Heat

I remember the moment when Michael Mann’s “Heat” won me over the first time I saw it. It comes during the first twenty-five minutes and takes place in a bookstore. We see Neil, played by Robert De Niro, sitting alone. He’s reading and trying hard not to stand out in one of those bookstore/cafe combos that are rare but still common in America (Poor Richard’s in Colorado Springs is a great example, but I digress). By now, we know Neil is a “bad guy,” in the classic sense. We’ve seen him lead an armored car robbery, abuse the loose cannon member of his team and even attempt murder. Neil is, for lack of a better term, a slime ball. It doesn’t matter that De Niro has rarely appeared more handsome on screen, he’s playing an emotionally distant, by-the-book jerk. We know that he has an apartment with almost no furniture (it appears he bought it from the realtor and did nothing to it) and that he has a code of dropping everything and leaving if he senses the “heat” coming after him. De Niro makes Neil fascinating but we’re not in this guy’s corner.
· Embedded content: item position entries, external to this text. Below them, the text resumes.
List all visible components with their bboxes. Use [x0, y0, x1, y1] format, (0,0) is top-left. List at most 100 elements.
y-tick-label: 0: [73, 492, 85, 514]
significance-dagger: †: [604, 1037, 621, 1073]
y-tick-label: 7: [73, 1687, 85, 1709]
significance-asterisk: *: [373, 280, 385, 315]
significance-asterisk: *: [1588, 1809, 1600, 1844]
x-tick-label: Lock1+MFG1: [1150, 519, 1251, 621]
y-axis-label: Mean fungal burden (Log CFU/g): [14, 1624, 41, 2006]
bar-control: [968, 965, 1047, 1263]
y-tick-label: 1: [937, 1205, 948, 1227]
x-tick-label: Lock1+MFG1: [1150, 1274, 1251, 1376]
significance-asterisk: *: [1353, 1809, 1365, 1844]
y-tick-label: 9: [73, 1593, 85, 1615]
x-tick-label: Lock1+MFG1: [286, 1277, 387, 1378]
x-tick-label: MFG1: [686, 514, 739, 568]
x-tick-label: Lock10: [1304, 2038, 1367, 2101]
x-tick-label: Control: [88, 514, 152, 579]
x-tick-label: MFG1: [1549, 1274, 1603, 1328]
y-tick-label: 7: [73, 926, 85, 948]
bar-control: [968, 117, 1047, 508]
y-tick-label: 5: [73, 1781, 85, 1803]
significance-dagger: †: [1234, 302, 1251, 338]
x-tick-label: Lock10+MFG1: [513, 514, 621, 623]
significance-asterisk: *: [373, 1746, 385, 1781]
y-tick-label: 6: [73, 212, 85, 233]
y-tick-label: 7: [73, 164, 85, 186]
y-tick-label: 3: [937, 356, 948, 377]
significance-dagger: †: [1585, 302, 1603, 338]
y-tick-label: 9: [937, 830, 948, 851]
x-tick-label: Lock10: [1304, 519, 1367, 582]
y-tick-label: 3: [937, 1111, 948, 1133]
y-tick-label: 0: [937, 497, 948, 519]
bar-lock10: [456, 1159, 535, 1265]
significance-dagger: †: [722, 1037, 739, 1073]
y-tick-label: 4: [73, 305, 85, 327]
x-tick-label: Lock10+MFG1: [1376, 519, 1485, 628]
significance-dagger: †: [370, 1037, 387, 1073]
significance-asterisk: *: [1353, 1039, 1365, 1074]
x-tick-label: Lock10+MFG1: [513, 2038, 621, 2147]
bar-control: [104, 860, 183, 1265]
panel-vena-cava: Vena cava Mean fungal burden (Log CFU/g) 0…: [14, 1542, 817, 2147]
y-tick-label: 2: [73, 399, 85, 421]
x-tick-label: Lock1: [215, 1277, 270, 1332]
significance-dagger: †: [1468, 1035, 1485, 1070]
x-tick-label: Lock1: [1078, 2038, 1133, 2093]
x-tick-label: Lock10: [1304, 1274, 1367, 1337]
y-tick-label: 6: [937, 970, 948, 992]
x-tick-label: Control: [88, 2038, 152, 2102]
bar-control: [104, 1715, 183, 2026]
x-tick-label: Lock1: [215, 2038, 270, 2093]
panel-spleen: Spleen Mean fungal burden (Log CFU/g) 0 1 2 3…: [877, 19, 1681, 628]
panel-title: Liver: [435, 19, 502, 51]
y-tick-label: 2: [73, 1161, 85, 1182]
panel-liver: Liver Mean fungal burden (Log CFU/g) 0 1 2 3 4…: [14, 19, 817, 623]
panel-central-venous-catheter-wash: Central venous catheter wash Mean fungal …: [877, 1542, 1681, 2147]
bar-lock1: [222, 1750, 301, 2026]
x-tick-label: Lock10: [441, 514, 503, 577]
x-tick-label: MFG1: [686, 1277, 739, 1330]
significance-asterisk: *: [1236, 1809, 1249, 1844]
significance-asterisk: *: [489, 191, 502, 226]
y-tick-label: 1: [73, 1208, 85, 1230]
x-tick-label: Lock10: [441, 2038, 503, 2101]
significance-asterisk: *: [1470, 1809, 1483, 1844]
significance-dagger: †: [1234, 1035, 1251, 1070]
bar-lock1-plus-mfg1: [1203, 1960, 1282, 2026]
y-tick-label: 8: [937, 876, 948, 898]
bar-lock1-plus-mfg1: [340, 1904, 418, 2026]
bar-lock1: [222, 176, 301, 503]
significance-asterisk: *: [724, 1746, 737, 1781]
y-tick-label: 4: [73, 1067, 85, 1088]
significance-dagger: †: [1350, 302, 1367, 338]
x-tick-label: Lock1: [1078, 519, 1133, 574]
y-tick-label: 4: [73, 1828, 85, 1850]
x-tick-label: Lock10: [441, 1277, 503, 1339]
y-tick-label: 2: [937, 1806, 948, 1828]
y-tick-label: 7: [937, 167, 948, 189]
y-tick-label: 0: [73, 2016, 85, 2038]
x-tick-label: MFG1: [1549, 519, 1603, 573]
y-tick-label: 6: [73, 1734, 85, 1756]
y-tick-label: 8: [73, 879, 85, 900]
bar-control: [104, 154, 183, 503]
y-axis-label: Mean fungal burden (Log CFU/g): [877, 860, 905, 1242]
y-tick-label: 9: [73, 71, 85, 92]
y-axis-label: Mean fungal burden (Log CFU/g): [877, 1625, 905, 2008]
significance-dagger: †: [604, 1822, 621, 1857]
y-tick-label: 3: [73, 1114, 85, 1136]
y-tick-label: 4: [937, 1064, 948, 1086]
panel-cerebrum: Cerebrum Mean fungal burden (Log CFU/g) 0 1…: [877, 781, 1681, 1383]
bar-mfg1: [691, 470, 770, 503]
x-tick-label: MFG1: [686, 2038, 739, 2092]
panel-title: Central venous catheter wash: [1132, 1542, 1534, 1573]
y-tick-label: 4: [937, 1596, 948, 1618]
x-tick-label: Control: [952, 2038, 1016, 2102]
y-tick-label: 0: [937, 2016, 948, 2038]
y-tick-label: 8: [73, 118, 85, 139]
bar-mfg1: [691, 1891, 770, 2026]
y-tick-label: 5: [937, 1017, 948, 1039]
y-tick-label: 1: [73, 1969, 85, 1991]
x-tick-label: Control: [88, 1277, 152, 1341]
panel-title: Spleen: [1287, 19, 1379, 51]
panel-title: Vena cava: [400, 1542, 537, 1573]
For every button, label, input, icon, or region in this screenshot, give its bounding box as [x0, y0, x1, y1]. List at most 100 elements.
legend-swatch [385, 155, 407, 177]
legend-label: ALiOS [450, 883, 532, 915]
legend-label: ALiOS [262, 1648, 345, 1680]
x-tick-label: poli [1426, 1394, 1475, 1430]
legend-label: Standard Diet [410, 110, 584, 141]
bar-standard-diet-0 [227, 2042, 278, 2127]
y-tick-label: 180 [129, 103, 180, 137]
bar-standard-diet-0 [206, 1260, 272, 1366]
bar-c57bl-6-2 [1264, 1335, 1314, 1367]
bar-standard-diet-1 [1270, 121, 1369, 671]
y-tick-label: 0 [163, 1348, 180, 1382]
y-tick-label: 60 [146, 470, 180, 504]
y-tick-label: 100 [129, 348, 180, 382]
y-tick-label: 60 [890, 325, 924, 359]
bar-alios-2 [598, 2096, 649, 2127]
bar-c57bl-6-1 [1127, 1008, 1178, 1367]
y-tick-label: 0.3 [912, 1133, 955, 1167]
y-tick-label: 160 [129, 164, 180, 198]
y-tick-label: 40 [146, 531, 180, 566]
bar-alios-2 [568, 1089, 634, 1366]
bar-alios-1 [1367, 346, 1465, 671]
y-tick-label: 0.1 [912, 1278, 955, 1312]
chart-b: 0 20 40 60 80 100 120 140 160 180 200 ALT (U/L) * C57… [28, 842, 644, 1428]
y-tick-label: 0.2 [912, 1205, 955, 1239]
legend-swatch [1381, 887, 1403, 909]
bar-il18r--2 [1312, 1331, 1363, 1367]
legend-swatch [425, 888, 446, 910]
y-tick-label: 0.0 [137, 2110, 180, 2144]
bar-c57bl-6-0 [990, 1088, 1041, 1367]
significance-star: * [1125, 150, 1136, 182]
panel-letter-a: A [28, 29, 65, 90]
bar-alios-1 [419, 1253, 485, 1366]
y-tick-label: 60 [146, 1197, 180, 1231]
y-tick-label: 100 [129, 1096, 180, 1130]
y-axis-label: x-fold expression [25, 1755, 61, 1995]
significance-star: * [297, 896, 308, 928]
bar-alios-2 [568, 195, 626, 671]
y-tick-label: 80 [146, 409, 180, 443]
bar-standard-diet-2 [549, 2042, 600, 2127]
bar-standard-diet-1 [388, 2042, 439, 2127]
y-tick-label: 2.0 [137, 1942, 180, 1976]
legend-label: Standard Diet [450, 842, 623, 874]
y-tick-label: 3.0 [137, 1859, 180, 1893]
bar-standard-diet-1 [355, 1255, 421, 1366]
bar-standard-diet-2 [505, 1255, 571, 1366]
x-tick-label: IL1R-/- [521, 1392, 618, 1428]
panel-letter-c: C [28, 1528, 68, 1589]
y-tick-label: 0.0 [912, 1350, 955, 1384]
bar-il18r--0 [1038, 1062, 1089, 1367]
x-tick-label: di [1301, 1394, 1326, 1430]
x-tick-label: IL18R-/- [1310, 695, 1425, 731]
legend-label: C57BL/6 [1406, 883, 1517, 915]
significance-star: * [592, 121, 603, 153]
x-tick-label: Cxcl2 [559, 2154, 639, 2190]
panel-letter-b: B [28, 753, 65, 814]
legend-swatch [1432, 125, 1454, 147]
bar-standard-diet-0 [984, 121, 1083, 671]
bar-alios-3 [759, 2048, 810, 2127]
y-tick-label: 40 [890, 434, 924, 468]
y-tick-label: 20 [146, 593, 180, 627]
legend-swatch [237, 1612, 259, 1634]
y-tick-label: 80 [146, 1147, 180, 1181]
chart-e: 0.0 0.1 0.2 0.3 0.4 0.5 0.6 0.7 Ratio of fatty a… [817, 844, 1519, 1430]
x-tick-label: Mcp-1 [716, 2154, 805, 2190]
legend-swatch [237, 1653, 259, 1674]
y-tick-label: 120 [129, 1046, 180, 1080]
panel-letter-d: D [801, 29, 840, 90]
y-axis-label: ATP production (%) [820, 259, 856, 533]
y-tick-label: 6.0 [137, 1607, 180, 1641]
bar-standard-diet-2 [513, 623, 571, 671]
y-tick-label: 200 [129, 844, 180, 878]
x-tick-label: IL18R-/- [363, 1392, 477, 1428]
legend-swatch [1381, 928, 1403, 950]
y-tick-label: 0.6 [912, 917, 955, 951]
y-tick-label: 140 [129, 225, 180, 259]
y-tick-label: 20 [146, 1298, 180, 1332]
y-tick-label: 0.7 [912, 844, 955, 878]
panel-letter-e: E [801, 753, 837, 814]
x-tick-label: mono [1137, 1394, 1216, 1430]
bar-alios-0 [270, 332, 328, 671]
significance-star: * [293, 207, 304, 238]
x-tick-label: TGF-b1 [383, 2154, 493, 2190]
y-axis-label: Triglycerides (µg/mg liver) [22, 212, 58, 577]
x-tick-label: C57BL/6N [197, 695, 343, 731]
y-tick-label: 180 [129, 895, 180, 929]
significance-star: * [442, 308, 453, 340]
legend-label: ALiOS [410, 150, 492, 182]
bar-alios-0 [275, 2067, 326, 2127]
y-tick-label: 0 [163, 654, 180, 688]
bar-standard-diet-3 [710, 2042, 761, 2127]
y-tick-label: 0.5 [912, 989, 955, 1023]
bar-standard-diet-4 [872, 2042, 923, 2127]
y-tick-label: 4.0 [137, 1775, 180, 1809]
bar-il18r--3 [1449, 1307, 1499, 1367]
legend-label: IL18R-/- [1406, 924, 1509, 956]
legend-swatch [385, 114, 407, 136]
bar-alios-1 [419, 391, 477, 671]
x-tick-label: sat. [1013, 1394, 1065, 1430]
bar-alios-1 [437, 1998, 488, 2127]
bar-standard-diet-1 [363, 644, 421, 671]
What changes everything for Neil (and for us, the audience) is that Neil meets a lovely, quiet and equally lonely woman named Edey and is smitten with her immediately. We’re as surprised as Neil is that he’s suddenly falling in love, with someone he just met. We get it, of course. Edey is played by Amy Brenneman, who’s awfully beautiful and down-to-earth in every role she’s played. Seeing Neil taken off guard and appearing open for the first time, we see him for the isolated, wounded warrior that he is. De Niro makes Neil a touching, aching beast and I suddenly cared very much what happened to him and Edey. It’s one of the many, many great things about “Heat,” Mann’s masterpiece.

Mann’s 1995 crime epic is as intoxicating, rich in character and artful in its filmmaking as “The Godfather.” This is a long movie that uses every minute to give its central characters time to show us who they are, in unguarded, emotionally raw moments. In Mann’s world, being a crook is like being an actor- you play your role, make little to no personal attachments and leave, until the next thing comes alone. Few films are better at exploring the transient nature of being a career criminal (not for nothing, it opens with a train arrival and ends at an airport). I don’t know and don’t care how accurate a depiction of cops and robbers this is. Mann presents a world with its own rules, codes and sense of moral duty. Los Angeles is depicted as a late 1990’s western setting, with cowboys and gunslingers replaced by well-dressed, heavily armed men of action. The good guys and the bad guys are all struggling to keep and create a family unit. It’s hard not to care about all of them, especially Neil.

Neil is a father figure for his group, which includes intriguing figures played by Val Kilmer, Tom Sizemore and Danny Trejo. We see Neil trying to instill a family dynamic, no matter how temporary or ill-fitting. His crew and way of life are all he has. Pursuing him is Vincent, played by Al Pacino, a family man who struggles to give his troubled domestic life the attention he feeds into his job as a police officer. His wife (Diane Venora) is feeling neglected, while his stepdaughter (Natalie Portman) has emotional troubles springing from her absentee father. There’s also great, lived-in turns from Jon Voight, Ashley Judd, Mykelti Williamson, Jeremy Piven, Tone Loc, Tom Noonan, and many others.

The cinematography is smooth, observant and awash in surprisingly gorgeous imagery (the shot of Neil placing his gun on his glass table after a long day just about sums up the character’s detachment from the kind of life he craves). The action sequences are sensational, over-the-shoulder, You Are There sequences that set the bar very high. Christopher Nolan, Ben Affleck and others have tried to duplicate but never topped the amazing, ground-level quality of Mann’s heist set pieces, which are among the greatest ever staged in an action movie.

Pacino is giving an entirely different type of performance than De Niro. Whereas De Niro as Neil tries to keep his feelings close to the vest, Pacino is mannered and lively, full of stylish bravado that masks the pain simmering in Vincent. The legendary restaurant scene between these two actors is quieter, smarter and better than you might remember. The late night encounter between Vincent and Neil is of two creatures of habit who will never back down from a fight but recognize the limitation in their lives. The words De Niro and Pacino speak are beautiful and they’re both wonderful together. It’s far from the only great scene in a movie that never loses its pull and ends on a note both deeply sad and oddly poetic.